I really like that essay too. Interestingly though, Lewis kind of contradicts it in Screwtape Proposes a Toast in which he implies that it's better for society if people aspire to read highbrow stuff. (I didn't mean that to sound like I'm criticizing Lewis. I just that it was something interesting to discuss.)
I agree with Lewis that guilty pleasures aren't enjoyed even though they're bad. They're enjoyed because parts of them are genuinely good. Parts of them are genuinely bad too, hence the guilty part. But that doesn't mean you like bad art if you enjoy them.
As much as I agree with the essay's thrust though, I still sometimes feel embarrassed when someone catches me reading and enjoying something for very young readers or something with aspects I consider really cheesy.
For better or worse-for who knows what may unfold from a chrysalis?-hope was left behind.
-The God Beneath the Sea by Leon Garfield & Edward Blishen
I couldn't remember Screwtape's toast – but, lo and behold, I own a copy so I was able to refer to it even in these isolated times. I assume you are citing Lewis's seeming objection (based on Screwtape's approval) to the word “democracy” suggesting a sort of equality that disapproves of excellence. Screwtape advises: “No man who says 'I'm as good as you' believes it. He wouldn't say it if he did.”
Lewis is suggesting that useful words that we vaguely associate with positive virtues have meanings so muddled that they can be used (in the case of “democracy”) to call excellence "undemocratic". GK Chesterton wrote an excellent newspaper column on this subject, in which “Island” has become a word with positive connotations, and one interlocutor asks, “How can we deny beautiful Switzerland, the birthplace of democracy, the title of 'island”.” (Quote from memory.)

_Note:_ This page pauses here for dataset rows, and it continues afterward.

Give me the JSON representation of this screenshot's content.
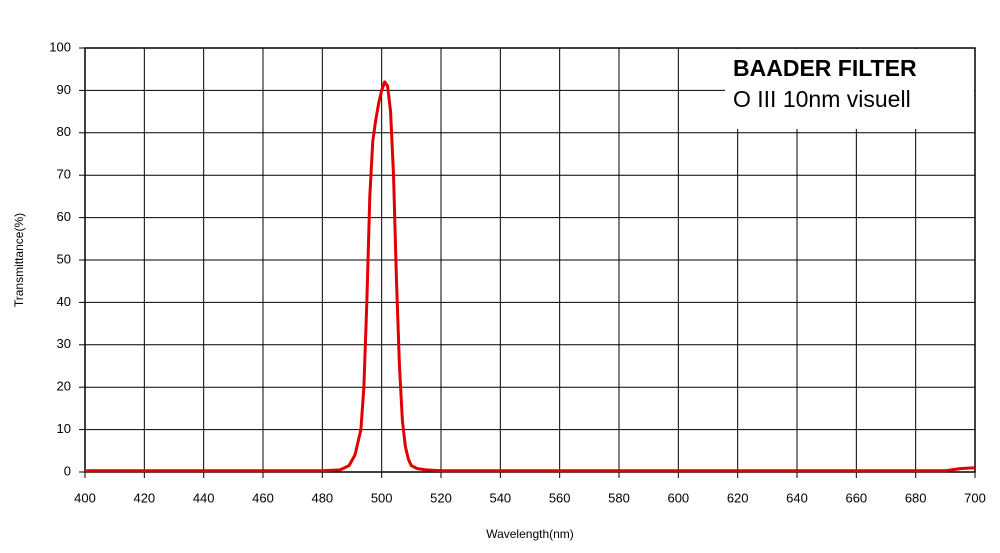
{
  "chart_data": {
    "type": "line",
    "title": "BAADER FILTER",
    "subtitle": "O III 10nm visuell",
    "x_label": "Wavelength(nm)",
    "y_label": "Transmittance(%)",
    "x": [
      400,
      480,
      486,
      489,
      491,
      493,
      494,
      495,
      496,
      497,
      498,
      499,
      500,
      501,
      502,
      503,
      504,
      505,
      506,
      507,
      508,
      509,
      510,
      512,
      515,
      520,
      600,
      690,
      695,
      700
    ],
    "series": [
      {
        "name": "O III 10nm visuell",
        "color": "#e00000",
        "values": [
          0.3,
          0.3,
          0.5,
          1.5,
          4,
          10,
          20,
          40,
          65,
          78,
          83,
          87,
          90,
          92,
          91,
          85,
          70,
          45,
          25,
          12,
          6,
          3,
          1.5,
          0.8,
          0.5,
          0.3,
          0.3,
          0.3,
          0.8,
          1
        ]
      }
    ],
    "xlim": [
      400,
      700
    ],
    "ylim": [
      0,
      100
    ],
    "xticks": [
      400,
      420,
      440,
      460,
      480,
      500,
      520,
      540,
      560,
      580,
      600,
      620,
      640,
      660,
      680,
      700
    ],
    "yticks": [
      0,
      10,
      20,
      30,
      40,
      50,
      60,
      70,
      80,
      90,
      100
    ],
    "grid": true
  }
}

My question (if not Lewis's) is this: why should we be proud of our tastes? Is it meritorious to like caviar better than peanut butter? I suppose there is merit to educating ourselves so that we EXPAND our tastes. If we learn Epic Greek to read the Odyssey, that is an accomplishment. Learning how to understand and enjoy (modern) poetry often takes some doing.
Nonetheless, on the flip side of that coin are those who think that by having (or, at least, claiming to have) canonical tastes, they are showing off an intellectual accomplishment. Writing great books is an accomplishment; merely enjoying them is an entertainment.

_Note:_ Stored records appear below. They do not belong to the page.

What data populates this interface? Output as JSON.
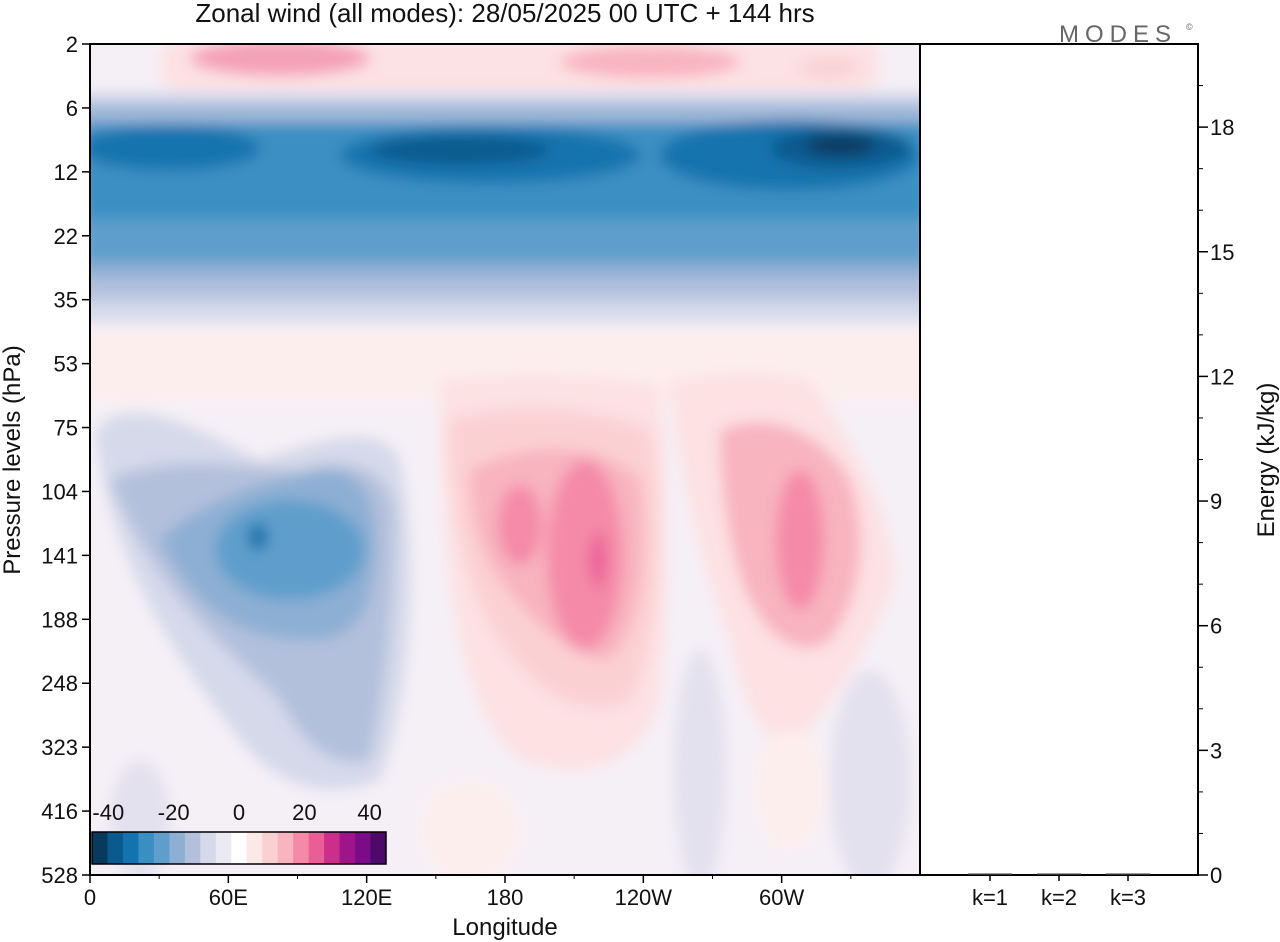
{
  "figure": {
    "title": "Zonal wind (all modes):  28/05/2025  00 UTC  + 144 hrs",
    "logo_text": "MODES",
    "logo_mark": "©"
  },
  "chart_data": [
    {
      "type": "heatmap",
      "title": "Zonal wind (all modes):  28/05/2025  00 UTC  + 144 hrs",
      "xlabel": "Longitude",
      "ylabel": "Pressure levels (hPa)",
      "x_ticks": [
        {
          "lon": 0,
          "label": "0"
        },
        {
          "lon": 60,
          "label": "60E"
        },
        {
          "lon": 120,
          "label": "120E"
        },
        {
          "lon": 180,
          "label": "180"
        },
        {
          "lon": 240,
          "label": "120W"
        },
        {
          "lon": 300,
          "label": "60W"
        }
      ],
      "xlim": [
        0,
        360
      ],
      "y_levels_hpa": [
        2,
        6,
        12,
        22,
        35,
        53,
        75,
        104,
        141,
        188,
        248,
        323,
        416,
        528
      ],
      "y_order": "top-to-bottom",
      "colorbar": {
        "tick_labels": [
          "-40",
          "-20",
          "0",
          "20",
          "40"
        ],
        "tick_values": [
          -40,
          -20,
          0,
          20,
          40
        ],
        "bins": [
          -45,
          -40,
          -35,
          -30,
          -25,
          -20,
          -15,
          -10,
          -5,
          0,
          5,
          10,
          15,
          20,
          25,
          30,
          35,
          40,
          45
        ],
        "colors": [
          "#083a5e",
          "#0b5a8f",
          "#1373ad",
          "#3a8fc2",
          "#5f9ecc",
          "#8dafd3",
          "#b3c0dc",
          "#d5d9ea",
          "#ebe9f2",
          "#ffffff",
          "#fde8e8",
          "#fbd0d3",
          "#f8b4bf",
          "#f48aa8",
          "#ea5e98",
          "#cc2e8c",
          "#a0148a",
          "#7a0c88",
          "#4d0a6a"
        ]
      },
      "field_features": [
        {
          "name": "easterly band",
          "lon": [
            0,
            360
          ],
          "p_hpa": [
            6,
            30
          ],
          "peak": -45
        },
        {
          "name": "upper westerlies",
          "lon": [
            50,
            330
          ],
          "p_hpa": [
            2,
            5
          ],
          "peak": 20
        },
        {
          "name": "easterly jet 60E-120E",
          "lon": [
            30,
            130
          ],
          "p_hpa": [
            75,
            330
          ],
          "peak": -30
        },
        {
          "name": "westerly jet near 150W",
          "lon": [
            150,
            250
          ],
          "p_hpa": [
            53,
            330
          ],
          "peak": 30
        },
        {
          "name": "westerly jet near 60W",
          "lon": [
            270,
            340
          ],
          "p_hpa": [
            75,
            330
          ],
          "peak": 25
        }
      ]
    },
    {
      "type": "bar",
      "ylabel": "Energy (kJ/kg)",
      "categories": [
        "k=1",
        "k=2",
        "k=3"
      ],
      "values": [
        0.02,
        0.01,
        0.01
      ],
      "ylim": [
        0,
        20
      ],
      "y_ticks": [
        0,
        3,
        6,
        9,
        12,
        15,
        18
      ],
      "y_axis_side": "right"
    }
  ]
}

Some people (in my experience) think their tastes in literature proclaim that they have poetic souls. But everyone has a poetic soul – because he has a human soul. What he doesn't have is the ability to write or appreciate poetry.

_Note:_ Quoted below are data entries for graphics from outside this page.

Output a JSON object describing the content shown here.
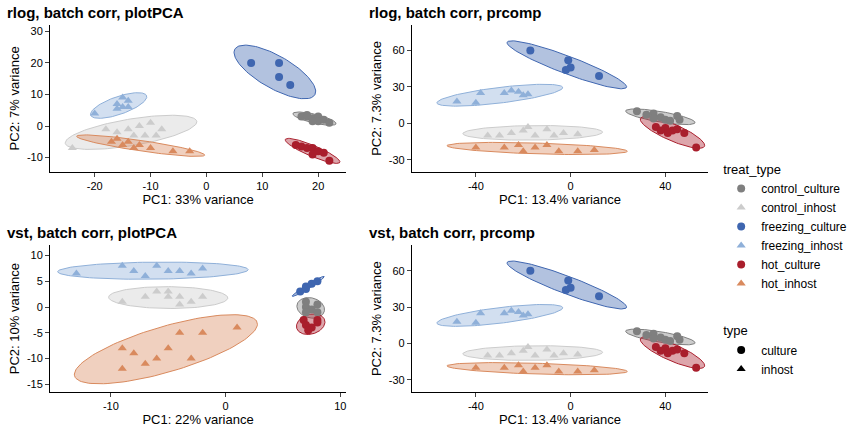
{
  "chart_data": [
    {
      "type": "scatter",
      "title": "rlog, batch corr, plotPCA",
      "x_label": "PC1: 33% variance",
      "y_label": "PC2: 7% variance",
      "xlim": [
        -28,
        25
      ],
      "ylim": [
        -14.5,
        32
      ],
      "xticks": [
        -20,
        -10,
        0,
        10,
        20
      ],
      "yticks": [
        -10,
        0,
        10,
        20,
        30
      ],
      "series": [
        {
          "name": "control_culture",
          "color": "#7f7f7f",
          "marker": "circle",
          "x": [
            17,
            18,
            19,
            20,
            20,
            21,
            22,
            19,
            18
          ],
          "y": [
            3,
            3,
            2.5,
            3,
            1.5,
            2,
            1,
            1.5,
            3.5
          ]
        },
        {
          "name": "control_inhost",
          "color": "#cccccc",
          "marker": "triangle",
          "x": [
            -24,
            -18,
            -16,
            -14,
            -13,
            -12,
            -11,
            -10,
            -9,
            -8
          ],
          "y": [
            -7,
            -1,
            -2,
            -1,
            -3,
            0,
            -3,
            1,
            -3,
            -1
          ]
        },
        {
          "name": "freezing_culture",
          "color": "#3f66b0",
          "marker": "circle",
          "x": [
            8,
            13,
            13,
            15
          ],
          "y": [
            20,
            20,
            15.5,
            13
          ]
        },
        {
          "name": "freezing_inhost",
          "color": "#8fb0d9",
          "marker": "triangle",
          "x": [
            -20,
            -16,
            -15,
            -15,
            -14,
            -16,
            -14
          ],
          "y": [
            4,
            7,
            9,
            6,
            8,
            5.5,
            6
          ]
        },
        {
          "name": "hot_culture",
          "color": "#a91e2c",
          "marker": "circle",
          "x": [
            16,
            17,
            18,
            19,
            20,
            21,
            22,
            19
          ],
          "y": [
            -6,
            -6.5,
            -7,
            -7,
            -8,
            -8.5,
            -11,
            -9
          ]
        },
        {
          "name": "hot_inhost",
          "color": "#d98a5e",
          "marker": "triangle",
          "x": [
            -17,
            -16,
            -15,
            -13,
            -12,
            -10,
            -6,
            -3,
            -14
          ],
          "y": [
            -5,
            -4,
            -6,
            -7,
            -6,
            -7,
            -8,
            -8,
            -5
          ]
        }
      ]
    },
    {
      "type": "scatter",
      "title": "rlog, batch corr, prcomp",
      "x_label": "PC1: 13.4% variance",
      "y_label": "PC2: 7.3% variance",
      "xlim": [
        -67,
        58
      ],
      "ylim": [
        -40,
        81
      ],
      "xticks": [
        -40,
        0,
        40
      ],
      "yticks": [
        -30,
        0,
        30,
        60
      ],
      "series": [
        {
          "name": "control_culture",
          "color": "#7f7f7f",
          "marker": "circle",
          "x": [
            28,
            32,
            35,
            38,
            40,
            45,
            46,
            42,
            35
          ],
          "y": [
            10,
            7,
            8,
            5,
            3,
            6,
            3,
            2,
            4
          ]
        },
        {
          "name": "control_inhost",
          "color": "#cccccc",
          "marker": "triangle",
          "x": [
            -35,
            -30,
            -25,
            -20,
            -15,
            -10,
            -7,
            -3,
            3,
            -18
          ],
          "y": [
            -10,
            -10,
            -8,
            -6,
            -10,
            -5,
            -10,
            -8,
            -9,
            -3
          ]
        },
        {
          "name": "freezing_culture",
          "color": "#3f66b0",
          "marker": "circle",
          "x": [
            -17,
            -1,
            0,
            12,
            -2
          ],
          "y": [
            60,
            52,
            46,
            39,
            44
          ]
        },
        {
          "name": "freezing_inhost",
          "color": "#8fb0d9",
          "marker": "triangle",
          "x": [
            -48,
            -38,
            -28,
            -25,
            -22,
            -20,
            -18,
            -40
          ],
          "y": [
            18,
            25,
            25,
            27,
            26,
            23,
            24,
            17
          ]
        },
        {
          "name": "hot_culture",
          "color": "#a91e2c",
          "marker": "circle",
          "x": [
            36,
            40,
            43,
            48,
            53,
            38,
            45,
            41
          ],
          "y": [
            -3,
            -4,
            -6,
            -8,
            -20,
            -6,
            -5,
            -8
          ]
        },
        {
          "name": "hot_inhost",
          "color": "#d98a5e",
          "marker": "triangle",
          "x": [
            -40,
            -28,
            -20,
            -15,
            -10,
            -5,
            3,
            -22,
            10
          ],
          "y": [
            -20,
            -20,
            -23,
            -20,
            -18,
            -23,
            -23,
            -18,
            -22
          ]
        }
      ]
    },
    {
      "type": "scatter",
      "title": "vst, batch corr, plotPCA",
      "x_label": "PC1: 22% variance",
      "y_label": "PC2: 10% variance",
      "xlim": [
        -15.3,
        10.5
      ],
      "ylim": [
        -16.5,
        12
      ],
      "xticks": [
        -10,
        0,
        10
      ],
      "yticks": [
        -15,
        -10,
        -5,
        0,
        5,
        10
      ],
      "series": [
        {
          "name": "control_culture",
          "color": "#7f7f7f",
          "marker": "circle",
          "x": [
            7,
            7,
            7.5,
            8,
            7,
            8
          ],
          "y": [
            1,
            0,
            -0.5,
            0.5,
            -1,
            -1
          ]
        },
        {
          "name": "control_inhost",
          "color": "#cccccc",
          "marker": "triangle",
          "x": [
            -9,
            -7,
            -6,
            -5,
            -4,
            -3,
            -2,
            -5,
            -4
          ],
          "y": [
            1,
            2,
            3,
            2,
            2,
            1,
            2,
            3,
            0.5
          ]
        },
        {
          "name": "freezing_culture",
          "color": "#3f66b0",
          "marker": "circle",
          "x": [
            6.5,
            7,
            7.5,
            8,
            7
          ],
          "y": [
            3,
            4,
            4.5,
            5,
            3.5
          ]
        },
        {
          "name": "freezing_inhost",
          "color": "#8fb0d9",
          "marker": "triangle",
          "x": [
            -13,
            -9,
            -6,
            -8,
            -5,
            -4,
            -3,
            -2,
            -7
          ],
          "y": [
            6.5,
            8,
            8,
            7,
            7,
            7,
            6.5,
            7.5,
            6
          ]
        },
        {
          "name": "hot_culture",
          "color": "#a91e2c",
          "marker": "circle",
          "x": [
            6.8,
            7,
            7.5,
            8,
            7.2,
            8
          ],
          "y": [
            -2.5,
            -3.5,
            -4,
            -3,
            -4.5,
            -2.5
          ]
        },
        {
          "name": "hot_inhost",
          "color": "#d98a5e",
          "marker": "triangle",
          "x": [
            -9,
            -9,
            -8,
            -6,
            -5,
            -4,
            -3,
            -2,
            1,
            -7
          ],
          "y": [
            -12,
            -8,
            -9,
            -10,
            -8,
            -5,
            -10,
            -5,
            -4,
            -11
          ]
        }
      ]
    },
    {
      "type": "scatter",
      "title": "vst, batch corr, prcomp",
      "x_label": "PC1: 13.4% variance",
      "y_label": "PC2: 7.3% variance",
      "xlim": [
        -67,
        58
      ],
      "ylim": [
        -40,
        81
      ],
      "xticks": [
        -40,
        0,
        40
      ],
      "yticks": [
        -30,
        0,
        30,
        60
      ],
      "series": [
        {
          "name": "control_culture",
          "color": "#7f7f7f",
          "marker": "circle",
          "x": [
            28,
            32,
            35,
            38,
            40,
            45,
            46,
            42,
            35
          ],
          "y": [
            10,
            7,
            8,
            5,
            3,
            6,
            3,
            2,
            4
          ]
        },
        {
          "name": "control_inhost",
          "color": "#cccccc",
          "marker": "triangle",
          "x": [
            -35,
            -30,
            -25,
            -20,
            -15,
            -10,
            -7,
            -3,
            3,
            -18
          ],
          "y": [
            -10,
            -10,
            -8,
            -6,
            -10,
            -5,
            -10,
            -8,
            -9,
            -3
          ]
        },
        {
          "name": "freezing_culture",
          "color": "#3f66b0",
          "marker": "circle",
          "x": [
            -17,
            -1,
            0,
            12,
            -2
          ],
          "y": [
            60,
            52,
            46,
            39,
            44
          ]
        },
        {
          "name": "freezing_inhost",
          "color": "#8fb0d9",
          "marker": "triangle",
          "x": [
            -48,
            -38,
            -28,
            -25,
            -22,
            -20,
            -18,
            -40
          ],
          "y": [
            18,
            25,
            25,
            27,
            26,
            23,
            24,
            17
          ]
        },
        {
          "name": "hot_culture",
          "color": "#a91e2c",
          "marker": "circle",
          "x": [
            36,
            40,
            43,
            48,
            53,
            38,
            45,
            41
          ],
          "y": [
            -3,
            -4,
            -6,
            -8,
            -20,
            -6,
            -5,
            -8
          ]
        },
        {
          "name": "hot_inhost",
          "color": "#d98a5e",
          "marker": "triangle",
          "x": [
            -40,
            -28,
            -20,
            -15,
            -10,
            -5,
            3,
            -22,
            10
          ],
          "y": [
            -20,
            -20,
            -23,
            -20,
            -18,
            -23,
            -23,
            -18,
            -22
          ]
        }
      ]
    }
  ],
  "legends": [
    {
      "title": "treat_type"
    },
    {
      "title": "type",
      "series": [
        {
          "name": "culture",
          "marker": "circle"
        },
        {
          "name": "inhost",
          "marker": "triangle"
        }
      ]
    }
  ]
}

Screwtape ascribes this objection to elite tastes as being based on envy. By calling the intellectual elite (or, at least, those with “elite' tastes) “undemocratic”, the envious can feel superior.
I don't think we can be certain of Lewis's opinion based on Screwtape's. Certainly Lewis the Oxbridge Man may have deplored the lack of moral, cultural and intellectual excellence among his fellow humans. In “High and Low Brows”, though, he writes: “For them (the high brows) 'good' taste will have been acquired by the sweat of their brows.... and they will hold it with uneasy intensity.” For many, Lewis fears, ALL literature will be an acquired taste, and they will look askance at those to whom loving books comes naturally (as it did for Lewis).